"Валентин Петрович Катаев. Почти дневник (Статьи, очерки)" - читать интересную книгу автора

Престарелые ученые, писатели с именами, не успевшие бежать издатели,
актеры и местные молодые поэты заседали по многу часов кряду, пытаясь не
столько договориться до дела, сколько хоть немного понять друг друга.
Свобода на этих собраниях была полная. Наиболее консервативная часть
ставила вопрос о самом факте признания Советской власти. Для них вопрос
"признавать или не признавать" был вопросом первостепенной важности. Они
даже не подозревали, что власть совершенно не нуждается в их признании и
разрешает им собираться исключительно для того, чтобы они могли лучше
познакомиться с порядком вещей в Республике.
Наиболее левая часть собрания, молодые поэты и художники
преимущественно, левые не только в области искусства, но и в области
политики, требовали не только полного признания власти, но также и активного
перехода на советскую платформу. Они призывали к сотрудничеству с рабочими и
желали объединения на этой почве. Средняя, наиболее осторожная часть упорно
стояла на почве чисто профессионального объединения, старательно избегая
вопроса о самом признании или непризнании существующей власти.
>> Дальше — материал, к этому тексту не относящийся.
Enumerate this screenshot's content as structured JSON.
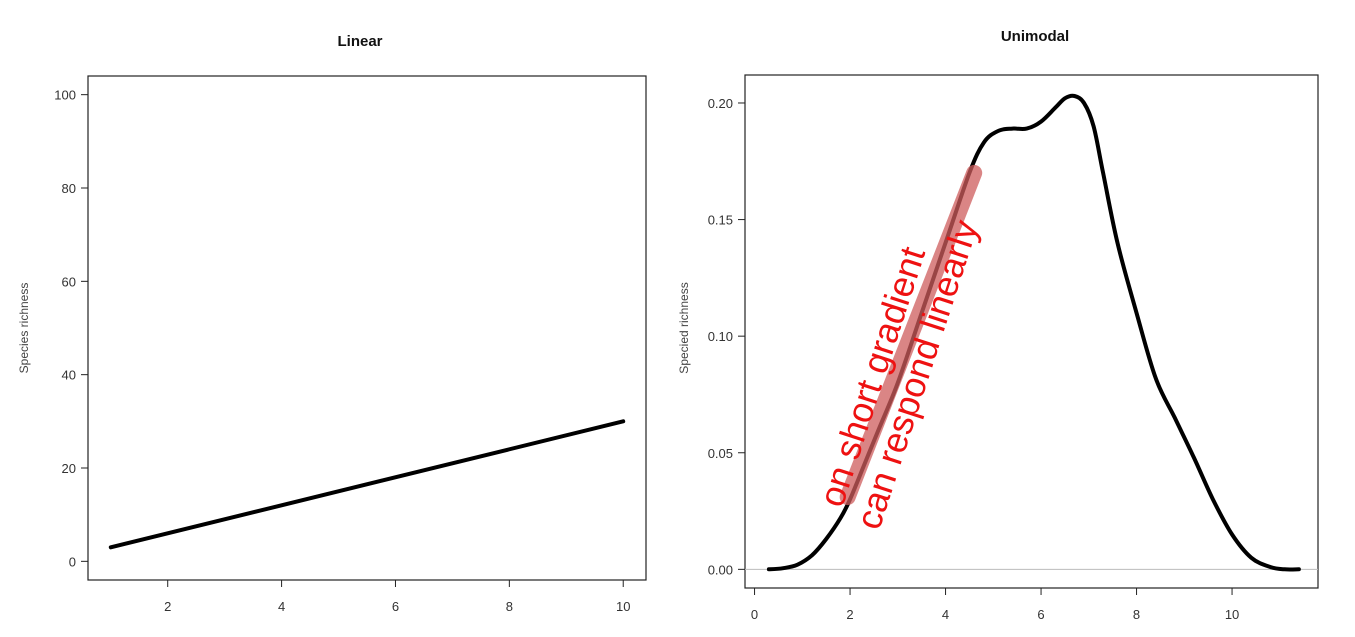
{
  "chart_data": [
    {
      "type": "line",
      "title": "Linear",
      "xlabel": "",
      "ylabel": "Species richness",
      "xlim": [
        0.6,
        10.4
      ],
      "ylim": [
        -4,
        104
      ],
      "xticks": [
        2,
        4,
        6,
        8,
        10
      ],
      "yticks": [
        0,
        20,
        40,
        60,
        80,
        100
      ],
      "series": [
        {
          "x": [
            1,
            10
          ],
          "y": [
            3,
            30
          ]
        }
      ],
      "grid": false,
      "colors": {
        "line": "#000000"
      }
    },
    {
      "type": "line",
      "title": "Unimodal",
      "xlabel": "",
      "ylabel": "Specied richness",
      "xlim": [
        -0.2,
        11.8
      ],
      "ylim": [
        -0.008,
        0.212
      ],
      "xticks": [
        0,
        2,
        4,
        6,
        8,
        10
      ],
      "yticks": [
        "0.00",
        "0.05",
        "0.10",
        "0.15",
        "0.20"
      ],
      "baseline": 0,
      "series": [
        {
          "x": [
            0.3,
            0.6,
            0.9,
            1.2,
            1.5,
            1.8,
            2.0,
            2.3,
            2.6,
            3.0,
            3.5,
            4.0,
            4.5,
            4.8,
            5.1,
            5.4,
            5.7,
            6.0,
            6.3,
            6.5,
            6.7,
            6.9,
            7.1,
            7.3,
            7.6,
            8.0,
            8.4,
            8.8,
            9.2,
            9.6,
            10.0,
            10.4,
            10.8,
            11.1,
            11.4
          ],
          "y": [
            0.0,
            0.0005,
            0.002,
            0.006,
            0.013,
            0.022,
            0.03,
            0.045,
            0.06,
            0.08,
            0.11,
            0.14,
            0.17,
            0.183,
            0.188,
            0.189,
            0.189,
            0.192,
            0.198,
            0.202,
            0.203,
            0.2,
            0.19,
            0.17,
            0.14,
            0.11,
            0.082,
            0.065,
            0.048,
            0.03,
            0.015,
            0.005,
            0.001,
            0.0,
            0.0
          ]
        }
      ],
      "highlight": {
        "x": [
          1.95,
          4.6
        ],
        "y": [
          0.031,
          0.17
        ]
      },
      "annotations": [
        "on short gradient",
        "can respond linearly"
      ],
      "grid": false,
      "colors": {
        "line": "#000000",
        "highlight": "#cd5c5c",
        "annotation": "#ee1111",
        "baseline": "#bbbbbb"
      }
    }
  ]
}
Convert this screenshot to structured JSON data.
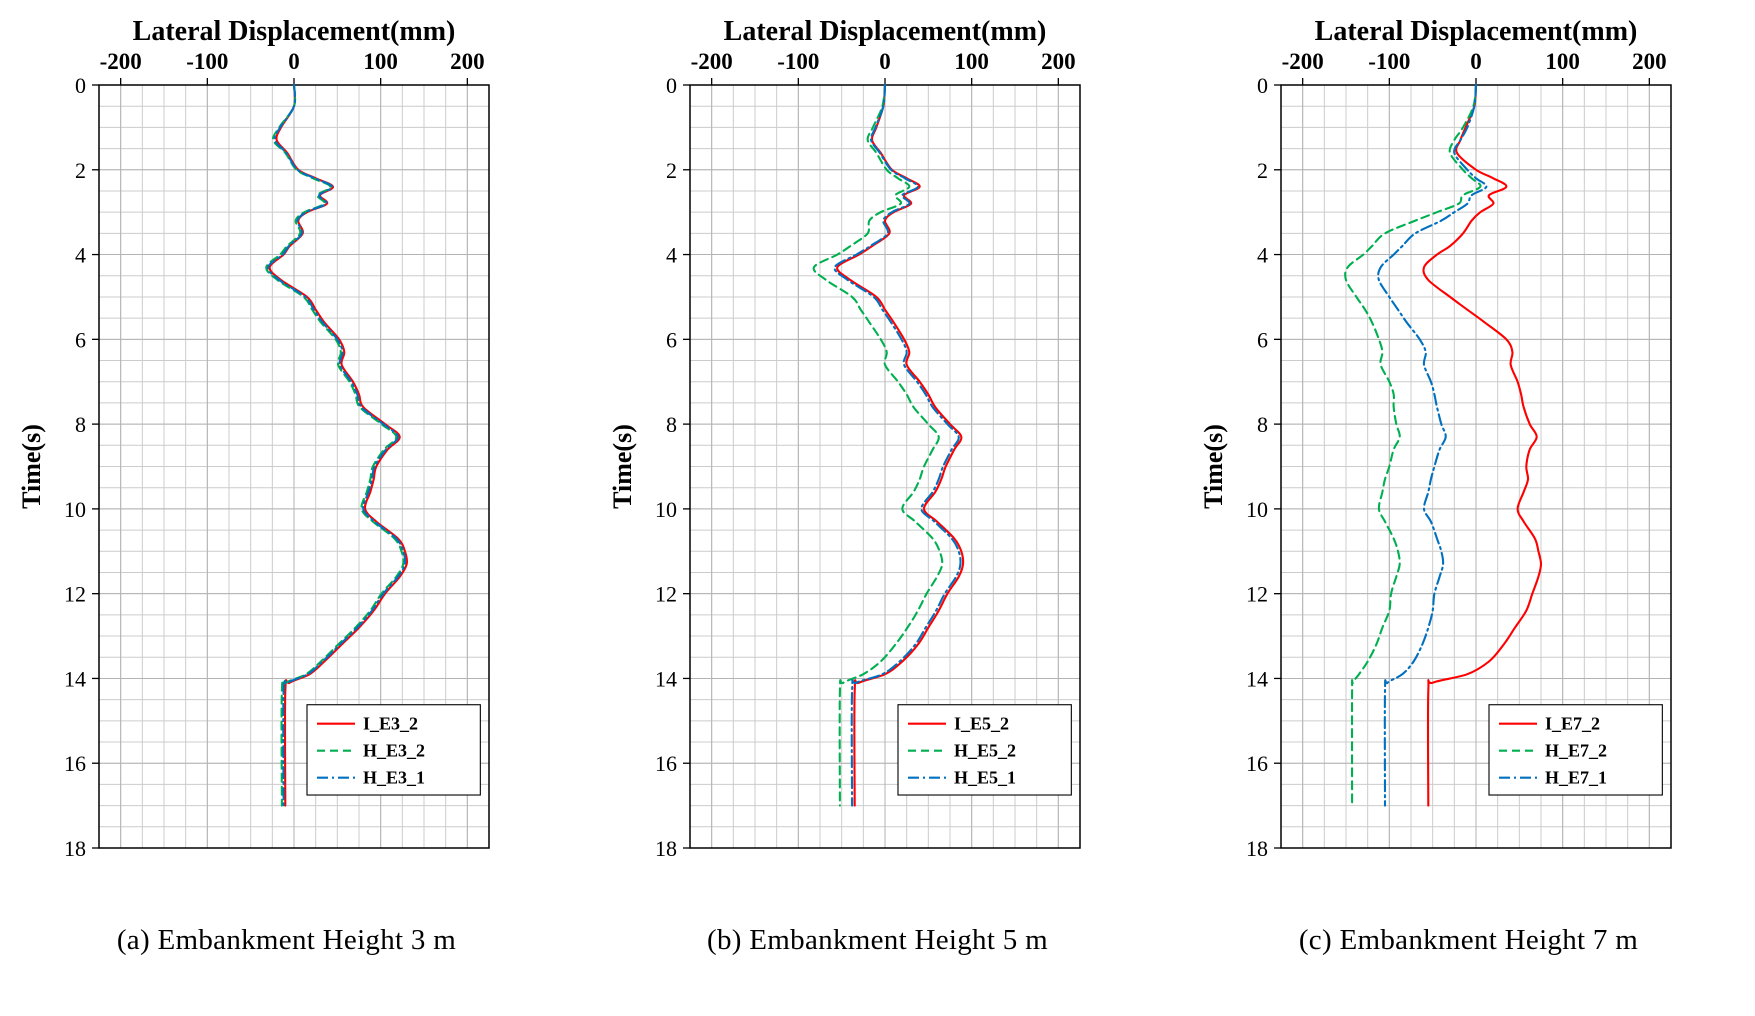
{
  "figure": {
    "background": "#ffffff",
    "grid_color": "#cccccc",
    "major_grid_color": "#b3b3b3",
    "axis_color": "#000000"
  },
  "chart_data": [
    {
      "type": "line",
      "title": "Lateral Displacement(mm)",
      "ylabel": "Time(s)",
      "caption": "(a) Embankment Height 3 m",
      "xlim": [
        -225,
        225
      ],
      "ylim": [
        0,
        18
      ],
      "x_ticks": [
        -200,
        -100,
        0,
        100,
        200
      ],
      "y_ticks": [
        0,
        2,
        4,
        6,
        8,
        10,
        12,
        14,
        16,
        18
      ],
      "x_minor_step": 25,
      "y_minor_step": 0.5,
      "grid": true,
      "legend_position": "lower-right",
      "t": [
        0,
        0.5,
        1.0,
        1.3,
        1.6,
        2.0,
        2.2,
        2.4,
        2.6,
        2.8,
        3.0,
        3.2,
        3.5,
        3.8,
        4.0,
        4.3,
        4.6,
        5.0,
        5.3,
        5.6,
        6.0,
        6.3,
        6.6,
        7.0,
        7.3,
        7.6,
        8.0,
        8.3,
        8.6,
        9.0,
        9.3,
        9.6,
        10.0,
        10.3,
        10.7,
        11.0,
        11.3,
        11.6,
        12.0,
        12.4,
        12.8,
        13.2,
        13.6,
        13.9,
        14.1,
        14.3,
        17.0
      ],
      "series": [
        {
          "name": "I_E3_2",
          "color": "#ff0000",
          "dash": "solid",
          "values": [
            0,
            0,
            -15,
            -20,
            -8,
            5,
            25,
            45,
            30,
            38,
            15,
            5,
            10,
            -5,
            -12,
            -28,
            -15,
            15,
            25,
            35,
            52,
            58,
            55,
            68,
            75,
            80,
            105,
            122,
            108,
            95,
            92,
            88,
            82,
            95,
            120,
            128,
            130,
            122,
            105,
            92,
            75,
            55,
            35,
            18,
            -5,
            -10,
            -10
          ]
        },
        {
          "name": "H_E3_2",
          "color": "#00b050",
          "dash": "dashed",
          "values": [
            0,
            0,
            -17,
            -24,
            -10,
            3,
            22,
            42,
            27,
            35,
            12,
            2,
            7,
            -8,
            -16,
            -32,
            -19,
            11,
            21,
            31,
            48,
            54,
            51,
            64,
            71,
            76,
            101,
            118,
            104,
            91,
            88,
            84,
            78,
            91,
            116,
            124,
            126,
            118,
            101,
            88,
            71,
            51,
            31,
            14,
            -9,
            -14,
            -14
          ]
        },
        {
          "name": "H_E3_1",
          "color": "#0070c0",
          "dash": "dashdot",
          "values": [
            0,
            0,
            -16,
            -22,
            -9,
            4,
            24,
            44,
            29,
            37,
            14,
            4,
            9,
            -6,
            -13,
            -30,
            -17,
            13,
            23,
            33,
            50,
            56,
            53,
            66,
            73,
            78,
            103,
            120,
            106,
            93,
            90,
            86,
            80,
            93,
            118,
            126,
            128,
            120,
            103,
            90,
            73,
            53,
            33,
            16,
            -7,
            -12,
            -12
          ]
        }
      ]
    },
    {
      "type": "line",
      "title": "Lateral Displacement(mm)",
      "ylabel": "Time(s)",
      "caption": "(b) Embankment Height 5 m",
      "xlim": [
        -225,
        225
      ],
      "ylim": [
        0,
        18
      ],
      "x_ticks": [
        -200,
        -100,
        0,
        100,
        200
      ],
      "y_ticks": [
        0,
        2,
        4,
        6,
        8,
        10,
        12,
        14,
        16,
        18
      ],
      "x_minor_step": 25,
      "y_minor_step": 0.5,
      "grid": true,
      "legend_position": "lower-right",
      "t": [
        0,
        0.5,
        1.0,
        1.3,
        1.6,
        2.0,
        2.2,
        2.4,
        2.6,
        2.8,
        3.0,
        3.2,
        3.5,
        3.8,
        4.0,
        4.3,
        4.6,
        5.0,
        5.3,
        5.6,
        6.0,
        6.3,
        6.6,
        7.0,
        7.3,
        7.6,
        8.0,
        8.3,
        8.6,
        9.0,
        9.3,
        9.6,
        10.0,
        10.3,
        10.7,
        11.0,
        11.3,
        11.6,
        12.0,
        12.4,
        12.8,
        13.2,
        13.6,
        13.9,
        14.1,
        14.3,
        17.0
      ],
      "series": [
        {
          "name": "I_E5_2",
          "color": "#ff0000",
          "dash": "solid",
          "values": [
            0,
            -2,
            -10,
            -15,
            -5,
            8,
            25,
            40,
            22,
            30,
            10,
            0,
            5,
            -15,
            -30,
            -55,
            -40,
            -10,
            0,
            10,
            22,
            28,
            25,
            40,
            50,
            58,
            75,
            88,
            80,
            70,
            65,
            58,
            45,
            60,
            80,
            88,
            90,
            85,
            72,
            62,
            50,
            38,
            20,
            0,
            -30,
            -35,
            -35
          ]
        },
        {
          "name": "H_E5_2",
          "color": "#00b050",
          "dash": "dashed",
          "values": [
            0,
            -3,
            -14,
            -20,
            -10,
            2,
            15,
            28,
            12,
            18,
            -5,
            -18,
            -20,
            -40,
            -55,
            -82,
            -68,
            -38,
            -28,
            -18,
            -5,
            2,
            0,
            15,
            25,
            33,
            50,
            62,
            55,
            45,
            40,
            33,
            20,
            35,
            55,
            63,
            66,
            60,
            48,
            38,
            26,
            12,
            -5,
            -25,
            -48,
            -52,
            -52
          ]
        },
        {
          "name": "H_E5_1",
          "color": "#0070c0",
          "dash": "dashdot",
          "values": [
            0,
            -2,
            -11,
            -16,
            -6,
            7,
            23,
            38,
            20,
            28,
            8,
            -2,
            3,
            -17,
            -33,
            -58,
            -43,
            -13,
            -3,
            7,
            19,
            25,
            22,
            37,
            47,
            55,
            72,
            85,
            77,
            67,
            62,
            55,
            42,
            57,
            77,
            85,
            87,
            82,
            69,
            59,
            47,
            35,
            17,
            -3,
            -33,
            -38,
            -38
          ]
        }
      ]
    },
    {
      "type": "line",
      "title": "Lateral Displacement(mm)",
      "ylabel": "Time(s)",
      "caption": "(c) Embankment Height 7 m",
      "xlim": [
        -225,
        225
      ],
      "ylim": [
        0,
        18
      ],
      "x_ticks": [
        -200,
        -100,
        0,
        100,
        200
      ],
      "y_ticks": [
        0,
        2,
        4,
        6,
        8,
        10,
        12,
        14,
        16,
        18
      ],
      "x_minor_step": 25,
      "y_minor_step": 0.5,
      "grid": true,
      "legend_position": "lower-right",
      "t": [
        0,
        0.5,
        1.0,
        1.3,
        1.6,
        2.0,
        2.2,
        2.4,
        2.6,
        2.8,
        3.0,
        3.2,
        3.5,
        3.8,
        4.0,
        4.3,
        4.6,
        5.0,
        5.3,
        5.6,
        6.0,
        6.3,
        6.6,
        7.0,
        7.3,
        7.6,
        8.0,
        8.3,
        8.6,
        9.0,
        9.3,
        9.6,
        10.0,
        10.3,
        10.7,
        11.0,
        11.3,
        11.6,
        12.0,
        12.4,
        12.8,
        13.2,
        13.6,
        13.9,
        14.1,
        14.3,
        17.0
      ],
      "series": [
        {
          "name": "I_E7_2",
          "color": "#ff0000",
          "dash": "solid",
          "values": [
            0,
            -2,
            -12,
            -18,
            -22,
            0,
            20,
            35,
            15,
            20,
            5,
            -5,
            -15,
            -30,
            -45,
            -60,
            -55,
            -30,
            -10,
            10,
            35,
            42,
            40,
            48,
            52,
            55,
            62,
            70,
            62,
            58,
            60,
            55,
            48,
            55,
            68,
            72,
            75,
            72,
            65,
            58,
            45,
            32,
            15,
            -10,
            -50,
            -55,
            -55
          ]
        },
        {
          "name": "H_E7_2",
          "color": "#00b050",
          "dash": "dashed",
          "values": [
            0,
            -3,
            -15,
            -25,
            -30,
            -15,
            -5,
            5,
            -15,
            -20,
            -45,
            -70,
            -105,
            -120,
            -130,
            -148,
            -150,
            -138,
            -128,
            -120,
            -112,
            -108,
            -110,
            -100,
            -95,
            -95,
            -92,
            -88,
            -95,
            -100,
            -105,
            -108,
            -112,
            -105,
            -95,
            -90,
            -88,
            -92,
            -98,
            -100,
            -108,
            -115,
            -125,
            -135,
            -142,
            -143,
            -143
          ]
        },
        {
          "name": "H_E7_1",
          "color": "#0070c0",
          "dash": "dashdot",
          "values": [
            0,
            -2,
            -10,
            -18,
            -25,
            -10,
            0,
            12,
            -5,
            -10,
            -25,
            -40,
            -70,
            -85,
            -95,
            -110,
            -112,
            -100,
            -90,
            -80,
            -65,
            -58,
            -60,
            -52,
            -48,
            -45,
            -40,
            -35,
            -42,
            -48,
            -52,
            -55,
            -60,
            -52,
            -45,
            -40,
            -38,
            -42,
            -48,
            -50,
            -55,
            -62,
            -72,
            -85,
            -102,
            -105,
            -105
          ]
        }
      ]
    }
  ]
}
Я видел одно из этих собраний.
В большом, очень изящно отделанном зале, где еще так недавно лакеи во
фраках прислуживали эстетам в бархатных куртках и актрисам, разрисованным по
самой последней моде, теперь стояли стулья и грубые скамьи. На скамьях и
стульях сидели взволнованные, выбитые из колеи люди. В проходах толпились
опоздавшие.
Я видел знаменитого академика по разряду изящной словесности, сидевшего
в углу и опиравшегося подбородком о набалдашник толстой палки. Он был желт,
зол и морщинист. Худая его шея, вылезавшая из цветной манишки, туго
пружинилась. Опухшие, словно заплаканные, глаза смотрели пронзительно и
свирепо. Он весь подергивался на месте и вертел шеей, словно ее давил
воротничок. Он был наиболее непримирим.
Я видел другого академика (ныне покойного), почтенного филолога, очень
растерянно и по-стариковски согнувшись сидевшего во втором ряду рядом со
своей женой, сухой и бойкой старушкой. Он никак не мог понять, зачем так
много народа, что они хотят и почему кричат.
За столом президиума сидел рыжебородый издатель, ассириец с длинными
глазами навыкате, и очень мохнатый, похожий на геральдического медведя,
поэт-декадент с крупным всероссийским именем.
Говорил преимущественно поэт. Он был лидер золотой середины. Очень
приятным, грубоватым и убедительным эстрадным голосом он призывал собрание
под знамена профессионального союза, пропуская мимо ушей вопросы о признании
и непризнании. Он говорил о том, что мастерство печатника, что закон
типографской буквы и закон поэтического звука - есть один и тот же закон.
При этом он очень удачно цитировал Анри де Ренье, и себя, и еще кого-то из
новых.
Несколько раз академик по разряду изящной словесности вскакивал с места
и сердито стучал палкой об пол. Неоднократно левые демонстративно удалялись
из зала и были призываемы обратно во имя общего объединения.
Жена академика-филолога держала своего неуклюжего мужа за рукав и
требовала, чтобы он что-то сказал собранию. Несколько раз старик подымался,
вытаскивал из кармана мятый носовой платок, улыбался и садился на место, так
как общий шум не давал ему говорить.
Так соглашение достигнуто и не было.